Courtesy Nadia Haddad
Not all home design projects are created equal. Certain rooms call for the expertise of a designer every step of the way, while sometimes just a little guidance is all a client needs. A handful of local designers have addressed this gap, adding simple, fast, less-expensive, on-the-go services to their repertoire.
Interior designer Lucy Penfield pioneered the design-in-a-box concept locally about seven years ago. The virtual design service allowed her to collaborate with clients located anywhere and deliver ideas and fabrics for the rooms in question.
Nadia Haddad, owner of NH-ID, took the idea one step further in April when she launched her ID-book. The concept begins with a digital questionnaire, measurements, and Skype conversations, and then, four to eight weeks later, in place of a box, Haddad sends out a book filled with practical ideas.

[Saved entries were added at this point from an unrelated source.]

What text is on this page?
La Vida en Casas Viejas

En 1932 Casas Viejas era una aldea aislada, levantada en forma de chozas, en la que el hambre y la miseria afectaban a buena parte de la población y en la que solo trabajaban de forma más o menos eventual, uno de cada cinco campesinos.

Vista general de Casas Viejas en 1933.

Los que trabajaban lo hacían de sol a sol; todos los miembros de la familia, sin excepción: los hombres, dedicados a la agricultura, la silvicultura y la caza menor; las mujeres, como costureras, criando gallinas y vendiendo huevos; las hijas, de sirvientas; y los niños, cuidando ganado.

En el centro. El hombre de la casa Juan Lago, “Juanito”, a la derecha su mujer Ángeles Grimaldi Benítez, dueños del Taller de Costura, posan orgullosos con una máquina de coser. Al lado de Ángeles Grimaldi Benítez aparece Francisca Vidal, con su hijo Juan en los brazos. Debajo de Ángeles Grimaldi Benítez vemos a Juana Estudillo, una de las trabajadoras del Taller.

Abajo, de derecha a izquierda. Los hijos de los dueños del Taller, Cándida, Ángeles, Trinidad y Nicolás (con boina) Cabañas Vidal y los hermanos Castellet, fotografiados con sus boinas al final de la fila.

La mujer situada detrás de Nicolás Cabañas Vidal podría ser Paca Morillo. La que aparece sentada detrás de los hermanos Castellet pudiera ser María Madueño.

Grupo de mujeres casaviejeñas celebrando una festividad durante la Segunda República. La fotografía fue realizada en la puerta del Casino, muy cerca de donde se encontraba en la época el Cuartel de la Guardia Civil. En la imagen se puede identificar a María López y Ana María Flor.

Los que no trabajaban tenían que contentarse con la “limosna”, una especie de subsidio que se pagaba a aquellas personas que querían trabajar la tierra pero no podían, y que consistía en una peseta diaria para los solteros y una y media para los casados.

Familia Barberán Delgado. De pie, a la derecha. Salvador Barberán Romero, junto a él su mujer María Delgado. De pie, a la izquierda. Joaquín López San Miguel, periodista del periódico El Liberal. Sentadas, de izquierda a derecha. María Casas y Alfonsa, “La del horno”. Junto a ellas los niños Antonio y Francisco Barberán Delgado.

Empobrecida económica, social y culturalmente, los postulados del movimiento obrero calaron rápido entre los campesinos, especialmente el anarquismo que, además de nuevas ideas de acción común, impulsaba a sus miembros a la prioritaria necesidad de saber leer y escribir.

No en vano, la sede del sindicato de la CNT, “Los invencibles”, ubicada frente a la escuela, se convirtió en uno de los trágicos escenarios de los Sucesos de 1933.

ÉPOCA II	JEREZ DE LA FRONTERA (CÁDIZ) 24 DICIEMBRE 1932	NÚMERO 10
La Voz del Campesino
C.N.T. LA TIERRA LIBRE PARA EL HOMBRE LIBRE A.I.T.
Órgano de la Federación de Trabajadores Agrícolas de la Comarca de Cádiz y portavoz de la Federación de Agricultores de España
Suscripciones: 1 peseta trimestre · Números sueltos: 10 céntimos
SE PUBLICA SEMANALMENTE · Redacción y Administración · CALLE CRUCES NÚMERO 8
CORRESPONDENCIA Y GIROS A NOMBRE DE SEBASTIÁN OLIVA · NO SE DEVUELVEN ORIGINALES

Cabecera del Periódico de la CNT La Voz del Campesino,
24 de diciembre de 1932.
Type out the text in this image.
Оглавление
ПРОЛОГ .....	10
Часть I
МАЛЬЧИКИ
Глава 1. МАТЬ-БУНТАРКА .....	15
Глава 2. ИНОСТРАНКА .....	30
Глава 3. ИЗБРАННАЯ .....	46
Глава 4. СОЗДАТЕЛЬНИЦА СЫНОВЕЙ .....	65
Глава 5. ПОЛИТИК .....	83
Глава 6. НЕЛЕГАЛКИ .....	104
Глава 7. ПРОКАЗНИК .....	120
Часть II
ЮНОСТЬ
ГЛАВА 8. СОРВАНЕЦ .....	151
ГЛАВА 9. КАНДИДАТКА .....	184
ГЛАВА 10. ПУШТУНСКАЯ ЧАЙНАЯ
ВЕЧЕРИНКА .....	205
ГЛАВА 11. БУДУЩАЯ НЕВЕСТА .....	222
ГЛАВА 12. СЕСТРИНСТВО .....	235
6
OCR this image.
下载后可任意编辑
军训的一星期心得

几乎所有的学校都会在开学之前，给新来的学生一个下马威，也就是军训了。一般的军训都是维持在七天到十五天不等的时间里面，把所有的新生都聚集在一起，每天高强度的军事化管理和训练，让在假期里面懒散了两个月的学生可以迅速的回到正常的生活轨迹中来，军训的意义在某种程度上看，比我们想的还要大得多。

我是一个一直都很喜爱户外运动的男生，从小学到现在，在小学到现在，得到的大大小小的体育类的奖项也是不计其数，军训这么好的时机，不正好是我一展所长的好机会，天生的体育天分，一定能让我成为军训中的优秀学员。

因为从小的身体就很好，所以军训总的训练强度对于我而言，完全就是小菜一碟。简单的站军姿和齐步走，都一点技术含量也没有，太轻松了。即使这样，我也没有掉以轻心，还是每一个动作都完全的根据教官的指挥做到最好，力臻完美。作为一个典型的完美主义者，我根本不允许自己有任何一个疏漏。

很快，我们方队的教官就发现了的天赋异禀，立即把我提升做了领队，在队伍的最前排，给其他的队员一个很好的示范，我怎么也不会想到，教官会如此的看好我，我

“This service is geared toward individuals who want to do a lot of the legwork themselves, but want the knowledge of a designer,” says Haddad, whose ID-book pricing starts at $750. “Plus, it’s a good price point. It’s a lot of communication and meetings that you don’t have to pay for—you’re saving yourself money, but you’re still getting the knowledge.”
Haddad also asks her clients to gather inspiration and send her pictures. “From there, I can get an idea for what they’re thinking. Then I just start designing,” she says. “The end result is what Haddad calls “a utilitarian guidebook” that offers advice on precisely how to execute the vision. “It’s easy and it’s not intimidating,” says Haddad. “It’s also great for someone who wants to work with me specifically, but doesn’t live here, and this is the easiest way to do it.”
This was also the case for Andrea Dixon and Jen Ziemer, owners of Fiddlehead Design. Demand for their service was so high outside of the Twin Cities that the duo decided to launch Fiddlehead To Go, a service geared toward out-of-town clients who love their look, but not necessarily their location. “It’s a way for people to work with us virtually, without the standard handholding,” says Dixon.
Like Haddad, Ziemer and Dixon have virtual conversations so they can view the space and also ask their clients to collect images as inspiration. The duo then uses Pinterest to create boards with very specific products, fabrics, and ideas pulled from manufacturers’ sites. “It’s more affordable because it’s less hands-on,” says Dixon. And the end result is much like Penfield’s design-in-a-box concept. Only the box is a Pinterest board, ready to be turned into a room.